For me, not being pretty enough means that my hair is lovely and my breasts are big and my lips are plump and pouty, but my nose doesn’t match my face and my skin is on a mission to ruin my life. And, in case you didn’t know, nose and skin are pretty bad items on your face to have off point. For example, if your ears are your biggest problem, then you’re in good shape. A bad chin can be easily overcome as well—plenty of girls with butt chins are still perfectly gorgeous. It’s the midface features that really matter, and the very middlest feature that matters most, which is the nose. I came up with that theory this very second and I think it really holds up.
In addition, your skin is the backdrop of your whole face, and if it isn’t smooth and clear and silky how is the rest supposed to look good?! Think of a beautiful painting . . . if the canvas is all bumpy and red, the beauty of that painting is canceled out. My goodness, in this analogy my face is practically a Picasso. A Picasso with braces. Yikes.

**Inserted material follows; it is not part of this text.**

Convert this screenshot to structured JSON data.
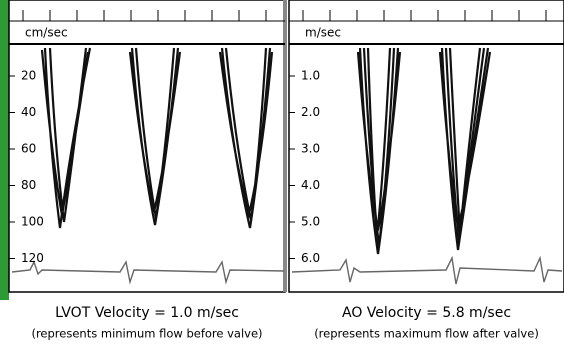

My insecurities have been with me for a long time (whoa, getting kinda real right now!). I was a mega-confident kid up until I turned twelve and went to summer camp, which is where I was when my body decided to stop metabolizing calories at the speed of lightning. I kept on my steady “no parents, no rules” diet of 3 Musketeers, Red Vines, and Sprite, not realizing that now food came with consequences. I gained about twenty-five pounds that summer and have never quite recovered from the image I saw in the mirror upon returning home. I exercised, I got taller, and was back to my thin self, but it was too late: the hormones had kicked in and I was anchored in a state of constantly feeling just a little bit bad about myself. (Welcome to girl world, sigh.)
• • •
Anyway, on Tuesday after classes, I finally meet up with some friends from my old school. Lucy, Arianna, and Mara. They’ve all been so busy lately, and their stupid school is on the other side of town and after school I’m just too lazy to travel the distance.